Sansa is going to climb Sandor like a tree when she sees him again. That's what the unkiss means. Keep It Simple Silly. A kiss is just a kiss, the fundamental things apply as time goes by.

Let's reach for that SIMPLE explanation first, since we have a ton of evidence to support it. GRRM is constantly teasing SanSan. Someone asked about their future and he WINKED.

It's a beautiful story. Let's not overly complicate it with nasty stuff, when there's a perfectly obvious and quite nice explanation.

By the way GRRM put a picture of them riding off together on his website... it's a romantic depiction of this night. He also requested a picture of this night just like the Cocteau picture for a calendar.

(And he has that picture prominently placed in his office, by the way.)
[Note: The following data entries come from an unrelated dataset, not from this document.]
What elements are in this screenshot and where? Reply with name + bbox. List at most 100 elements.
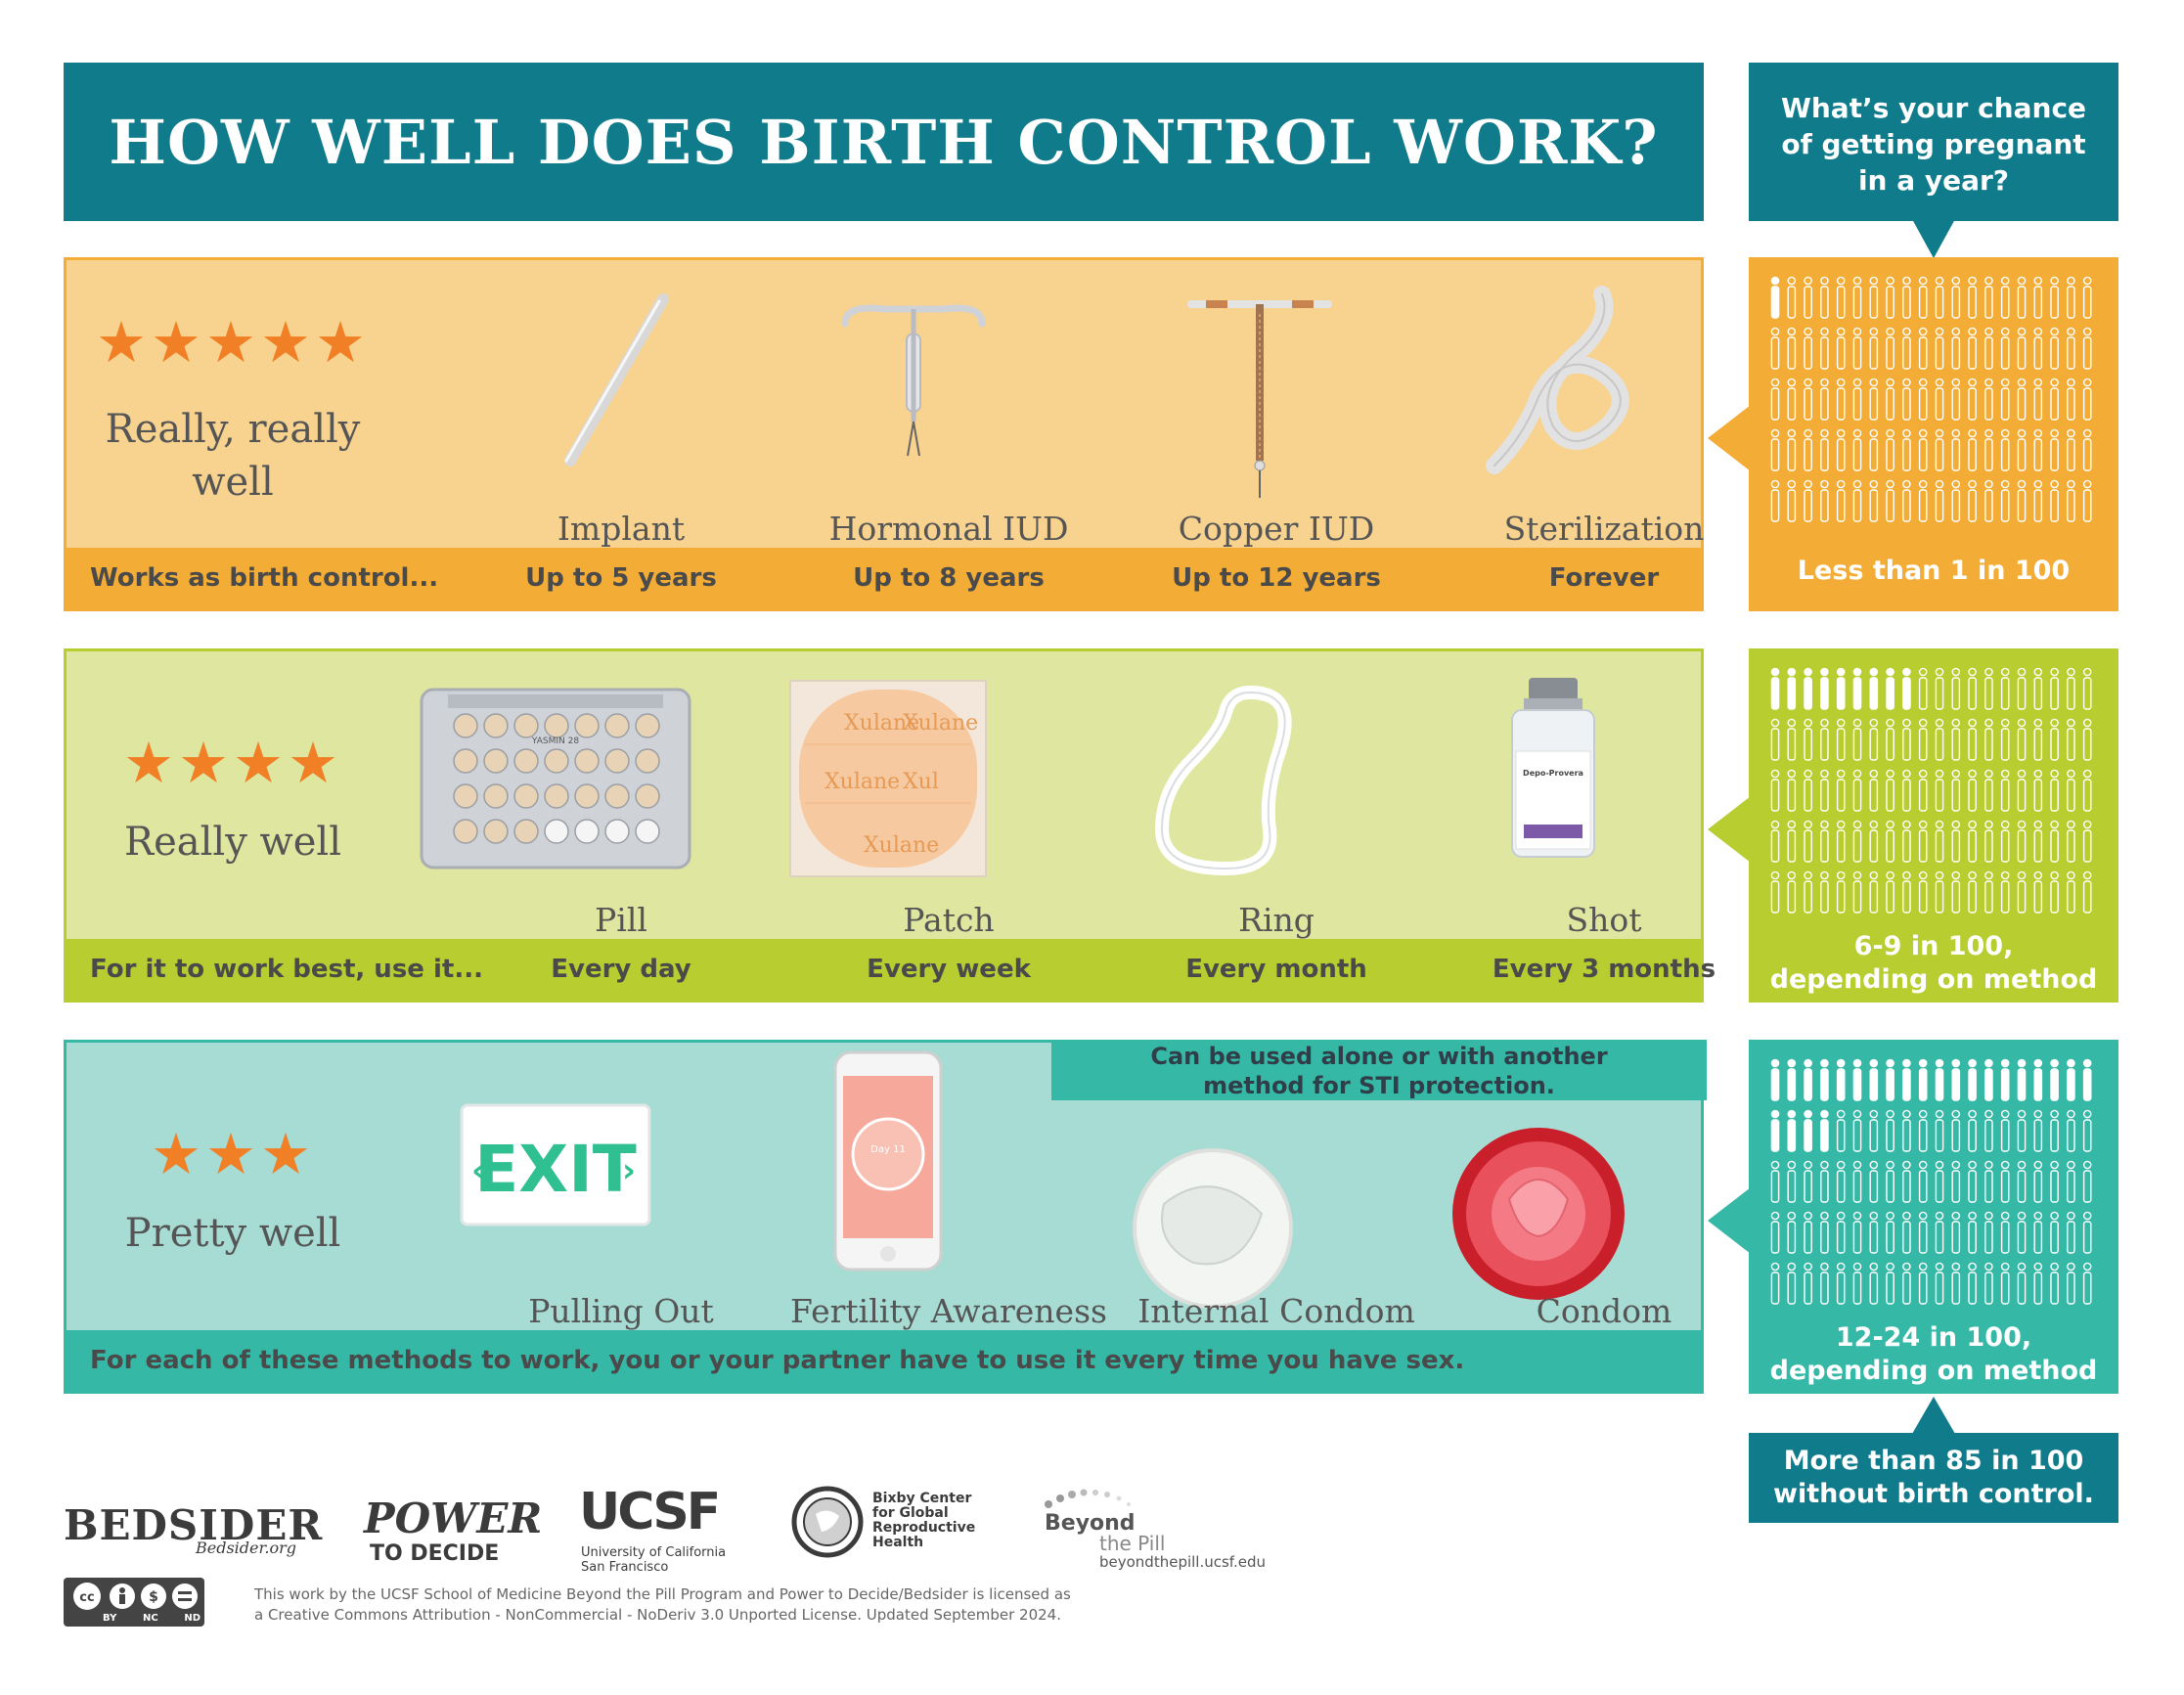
- person-figure: [2000, 1109, 2010, 1152]
- person-figure: [2017, 1109, 2027, 1152]
- person-figure: [1935, 667, 1944, 710]
- person-figure: [1951, 428, 1961, 471]
- person-figure: [2050, 1109, 2059, 1152]
- person-figure: [1886, 428, 1894, 471]
- person-figure: [1804, 769, 1812, 812]
- person-figure: [1869, 1109, 1879, 1152]
- method-pulling-out: Pulling Out: [528, 1292, 714, 1330]
- strip-label: For it to work best, use it...: [90, 955, 483, 984]
- internal-condom-icon: [1133, 1148, 1293, 1309]
- person-figure: [2067, 1109, 2075, 1152]
- stat-text-line: 6-9 in 100,: [1853, 931, 2014, 961]
- person-figure: [2067, 667, 2075, 710]
- person-figure: [1804, 718, 1812, 761]
- person-figure: [1787, 769, 1797, 812]
- implant-icon: [564, 293, 669, 467]
- person-figure: [2050, 276, 2059, 319]
- person-figure: [1984, 1211, 1993, 1254]
- five-stars-icon: ★★★★★: [96, 309, 370, 376]
- pill: [453, 748, 478, 774]
- person-figure: [1787, 1058, 1797, 1101]
- svg-text:›: ›: [622, 1151, 636, 1190]
- person-figure: [2000, 1160, 2010, 1203]
- person-figure: [1869, 1211, 1879, 1254]
- sti-note-line: Can be used alone or with another: [1150, 1043, 1608, 1070]
- person-figure: [2082, 327, 2092, 370]
- person-figure: [1902, 667, 1911, 710]
- pill: [453, 819, 478, 844]
- person-figure: [1935, 1160, 1944, 1203]
- person-figure: [1984, 870, 1993, 914]
- person-figure: [2000, 667, 2010, 710]
- tier-rating: Really well: [123, 820, 342, 865]
- figures-grid-tier1: [1770, 276, 2092, 522]
- person-figure: [1951, 1160, 1961, 1203]
- person-figure: [1886, 1211, 1894, 1254]
- person-figure: [1902, 1211, 1911, 1254]
- frequency-pill: Every day: [551, 955, 691, 984]
- person-figure: [1770, 1058, 1780, 1101]
- person-figure: [2017, 1058, 2027, 1101]
- person-figure: [2067, 378, 2075, 421]
- license-line: a Creative Commons Attribution - NonComm…: [254, 1606, 1061, 1624]
- person-figure: [1852, 870, 1862, 914]
- person-figure: [1836, 479, 1846, 522]
- person-figure: [1951, 667, 1961, 710]
- pill-pack-label: YASMIN 28: [531, 736, 579, 746]
- cc-label: NC: [142, 1613, 158, 1624]
- person-figure: [1935, 820, 1944, 863]
- person-figure: [1820, 1109, 1829, 1152]
- person-figure: [1787, 1109, 1797, 1152]
- person-figure: [1918, 820, 1928, 863]
- person-figure: [2017, 378, 2027, 421]
- person-figure: [2050, 1160, 2059, 1203]
- method-internal-condom: Internal Condom: [1137, 1292, 1415, 1330]
- person-figure: [1770, 479, 1780, 522]
- person-figure: [1902, 870, 1911, 914]
- person-figure: [1787, 820, 1797, 863]
- ucsf-logo: UCSF: [579, 1483, 721, 1541]
- person-figure: [2033, 718, 2043, 761]
- person-figure: [2082, 378, 2092, 421]
- person-figure: [1918, 327, 1928, 370]
- pill: [513, 713, 539, 738]
- person-figure: [2067, 1211, 2075, 1254]
- person-figure: [2033, 1058, 2043, 1101]
- person-figure: [2033, 1262, 2043, 1305]
- person-figure: [1918, 769, 1928, 812]
- person-figure: [1770, 870, 1780, 914]
- person-figure: [1935, 276, 1944, 319]
- power-to-decide-sub: TO DECIDE: [370, 1541, 500, 1566]
- person-figure: [1984, 479, 1993, 522]
- person-figure: [1984, 378, 1993, 421]
- person-figure: [1852, 820, 1862, 863]
- tier-really-well: ★★★★ Really well YASMIN 28 Xulane Xulane…: [64, 648, 1716, 1003]
- person-figure: [1968, 1211, 1977, 1254]
- person-figure: [1852, 378, 1862, 421]
- license-line: This work by the UCSF School of Medicine…: [254, 1585, 1071, 1603]
- person-figure: [1770, 378, 1780, 421]
- person-figure: [1902, 327, 1911, 370]
- person-figure: [1804, 870, 1812, 914]
- tier-strip: For it to work best, use it... Every day…: [67, 939, 1716, 1000]
- person-figure: [2082, 667, 2092, 710]
- person-figure: [1787, 479, 1797, 522]
- bedsider-url: Bedsider.org: [196, 1539, 297, 1557]
- person-figure: [1804, 1109, 1812, 1152]
- person-figure: [1852, 667, 1862, 710]
- duration-sterilization: Forever: [1548, 563, 1660, 593]
- person-figure: [2050, 1058, 2059, 1101]
- person-figure: [1787, 870, 1797, 914]
- person-figure: [1804, 378, 1812, 421]
- person-figure: [2050, 428, 2059, 471]
- person-figure: [2082, 718, 2092, 761]
- person-figure: [1935, 769, 1944, 812]
- person-figure: [2082, 276, 2092, 319]
- person-figure: [1770, 1160, 1780, 1203]
- person-figure: [1968, 1160, 1977, 1203]
- chance-pointer: [1912, 219, 1955, 258]
- tier-rating-line: well: [192, 460, 274, 505]
- person-figure: [1886, 667, 1894, 710]
- bixby-line: Bixby Center: [872, 1491, 972, 1506]
- person-figure: [1935, 1262, 1944, 1305]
Thank you!  And this doesn't equal happily ever after.  I do think George loves a good fairy tale, but he also wants to deconstruct it and rebuild it better.  I do believe he is a romantic, but he's against portraying romance in fantasy in juvenile, overly idealistic ways.  That's why he keeps the symbolic imagery in the background, not that they have an epic idealistic romance going on literally.  What he actually has going on between them in the foreground are two people from different social statuses that have chemistry in spite of their differences, they stumble upon a level of intimacy and mutual support, but they also have issues between them.  Problematic issues.  Good!  That's realistic! That's a story!  Give them glaring faults on both sides that they challenge each other on.  Let there be conflict!  That makes their dynamic interesting and not sugary sweet.  Not a harlequin paperback.  
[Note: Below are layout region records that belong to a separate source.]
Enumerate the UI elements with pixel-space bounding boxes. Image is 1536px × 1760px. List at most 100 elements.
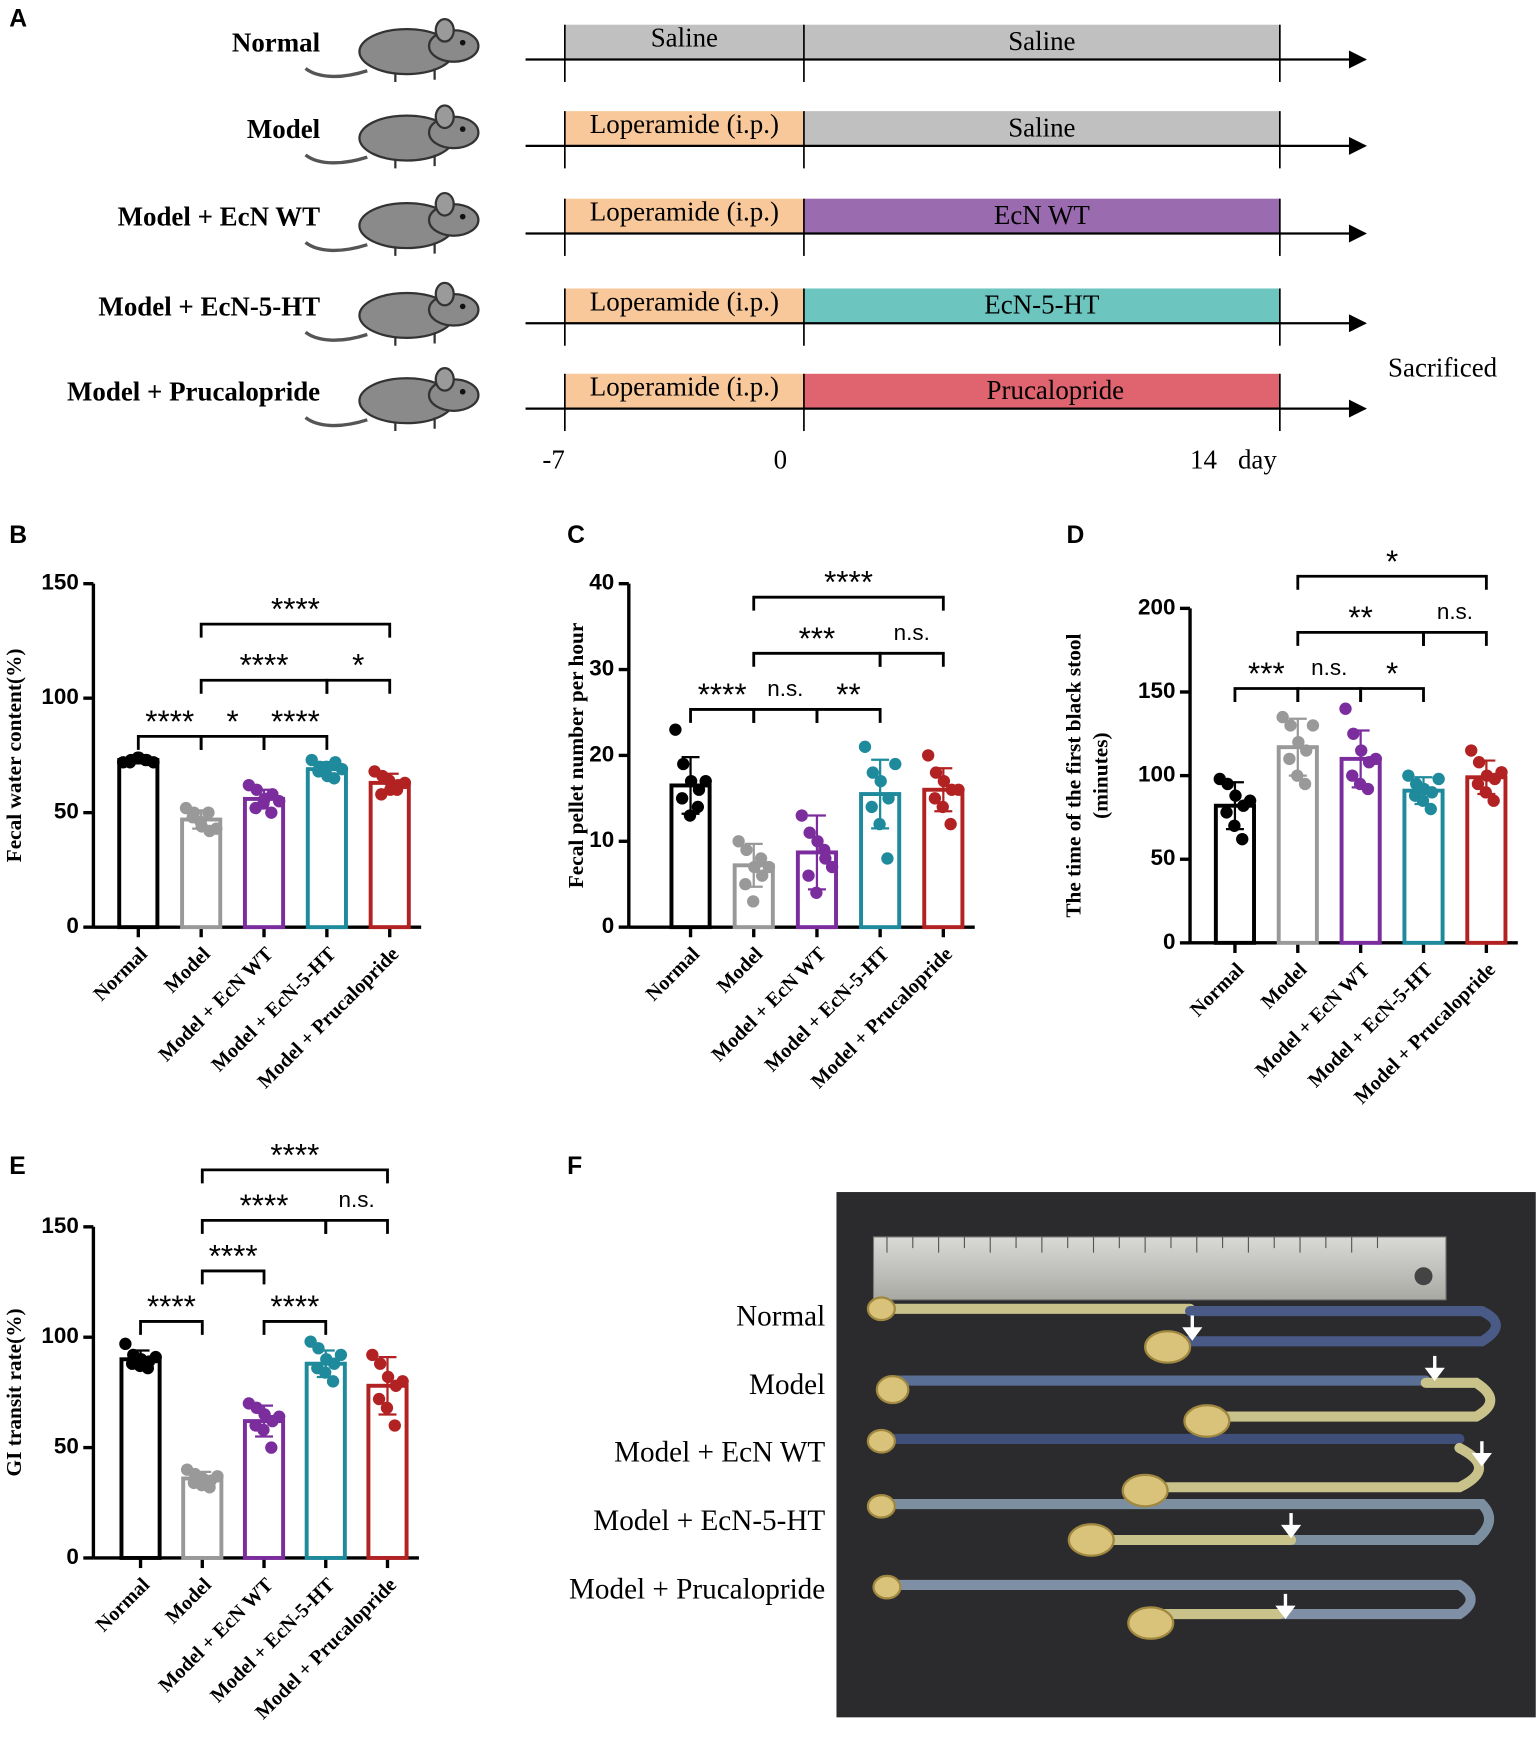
bar: [117, 758, 160, 930]
data-point: [874, 774, 887, 788]
photo-label: Model: [749, 1369, 825, 1401]
data-point: [1432, 772, 1445, 786]
group-name: Model + Prucalopride: [67, 377, 320, 407]
x-tick-label: Model: [160, 943, 215, 998]
x-tick-label: Model + EcN WT: [155, 1574, 278, 1697]
data-point: [881, 852, 894, 865]
data-point: [1424, 802, 1437, 816]
data-point: [1228, 819, 1241, 832]
y-tick-label: 100: [41, 1323, 78, 1348]
panel-label: F: [567, 1153, 582, 1180]
phase-bar: [564, 111, 804, 146]
data-point: [1495, 766, 1508, 779]
significance-bracket: [1422, 630, 1488, 646]
data-point: [326, 1375, 340, 1388]
data-point: [937, 774, 951, 788]
significance-label: **: [836, 677, 860, 712]
phase-bar: [803, 111, 1280, 146]
data-point: [319, 1366, 332, 1379]
data-point: [755, 869, 769, 882]
timeline-unit: day: [1238, 445, 1277, 475]
data-point: [334, 1348, 348, 1362]
significance-label: ***: [1248, 656, 1285, 691]
data-point: [889, 757, 902, 771]
data-point: [754, 852, 768, 865]
data-point: [250, 783, 263, 796]
significance-label: *: [1386, 544, 1398, 579]
end-label: Sacrificed: [1388, 353, 1498, 383]
mouse-icon: [303, 103, 481, 171]
data-point: [375, 788, 388, 801]
data-point: [380, 1401, 394, 1415]
y-tick-label: 30: [589, 655, 614, 680]
data-point: [952, 783, 965, 796]
data-point: [803, 826, 816, 839]
data-point: [1221, 777, 1234, 791]
bar: [368, 780, 411, 930]
data-point: [692, 783, 706, 796]
bar: [1402, 788, 1445, 945]
phase-label: EcN-5-HT: [984, 290, 1099, 320]
data-point: [675, 792, 689, 805]
panel-label: A: [9, 6, 27, 33]
phase-label: Loperamide (i.p.): [590, 372, 779, 402]
data-point: [811, 835, 824, 848]
phase-label: EcN WT: [994, 200, 1090, 230]
data-point: [383, 774, 396, 787]
data-point: [1283, 752, 1296, 766]
significance-label: ****: [270, 1289, 319, 1324]
x-tick-label: Model + EcN WT: [155, 943, 278, 1066]
data-point: [825, 860, 839, 874]
y-axis-label: (minutes): [1088, 732, 1112, 818]
phase-label: Loperamide (i.p.): [590, 286, 779, 316]
mouse-icon: [303, 17, 481, 84]
y-tick-label: 150: [41, 1213, 78, 1238]
group-name: Model + EcN WT: [118, 202, 321, 232]
x-tick-label: Normal: [92, 1574, 155, 1637]
panel-label: D: [1067, 522, 1085, 549]
data-point: [366, 1348, 379, 1362]
significance-label: ****: [240, 648, 289, 683]
significance-bracket: [815, 708, 882, 723]
photo-label: Model + EcN-5-HT: [593, 1505, 825, 1537]
data-point: [1369, 752, 1382, 766]
y-tick-label: 50: [54, 1434, 79, 1459]
significance-label: ****: [698, 677, 747, 712]
data-point: [119, 1337, 132, 1351]
data-point: [873, 817, 886, 831]
data-point: [328, 1357, 341, 1370]
group-name: Normal: [232, 28, 321, 58]
data-point: [677, 757, 690, 771]
x-tick-label: Normal: [1186, 959, 1249, 1022]
photo: [836, 1192, 1536, 1718]
timeline-tick-label: 14: [1190, 445, 1217, 475]
data-point: [1487, 794, 1500, 807]
significance-bracket: [752, 708, 819, 723]
data-point: [398, 776, 412, 790]
group-name: Model + EcN-5-HT: [98, 291, 320, 321]
significance-label: *: [352, 648, 364, 683]
significance-label: n.s.: [894, 620, 930, 645]
data-point: [388, 1419, 401, 1432]
data-point: [1479, 786, 1492, 799]
data-point: [1300, 744, 1313, 757]
significance-label: *: [1386, 656, 1398, 691]
data-point: [320, 760, 333, 774]
significance-bracket: [878, 651, 945, 667]
significance-label: n.s.: [767, 676, 803, 701]
data-point: [141, 1361, 155, 1375]
data-point: [273, 795, 286, 808]
data-point: [335, 762, 349, 776]
data-point: [396, 1375, 409, 1388]
significance-bracket: [1359, 687, 1425, 702]
data-point: [747, 895, 760, 908]
x-tick-label: Normal: [642, 943, 705, 1006]
data-point: [684, 774, 698, 788]
data-point: [328, 772, 341, 785]
bar: [242, 796, 286, 930]
significance-label: ****: [240, 1188, 289, 1223]
data-point: [1229, 789, 1242, 802]
y-axis-label: GI transit rate(%): [2, 1308, 26, 1476]
data-point: [149, 1350, 162, 1364]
Honestly, have you ever seen the 80's tv show of Beauty and the Beast George wrote for?  OMG is it cheesy and saccharin.  He even said he visualized Ron Perlman who played the beast on that show as a possible actor to portray Sandor.  Terrible idea, but his mind was there.  He does love that Cocteau movie very much and you are right he did specifically request that artwork based on the film.  The beast's castle is also full of dog statues and not shy about the sexual imagery.  Not just the dagger, but the lapping up of water from her cupped hands.  ;)

I just think it's funny too how many people try to tell Sansa songs are stupid (and how many readers accept that as wisdom), but consider the sources:  Littlefinger, Cersei, Tyrion (who is at that time mostly a rationalist, but still loves dragons), and Sandor when he's being his most jaded.  It's like Jorah and LF mocking or disdaining Ned Stark's honor when Jorah and LF have no honor.  While Sansa's belief in the songs and stories has definitely been recalibrated by harsh experience, she doesn't believe that they are all lies.  Sometimes there are good people in the world who do extraordinarily good things that warrant a song written about them.  That's true in real life.  It's not common but it does happen.  There actually are true knights in the series, Brienne being the best of them imo.  Most knights will fall short in someway, but doesn't mean the ideals are stupid or worthless.  The stories do mean something and they do set a high but not impossible standard.  I like that Sansa pushes back against cynicism and nihilism.  It's wise to understand how the world works and not have naive and simplistic ideas about how things ought to be, but it's also wrong to just accept things as they are and settle for it.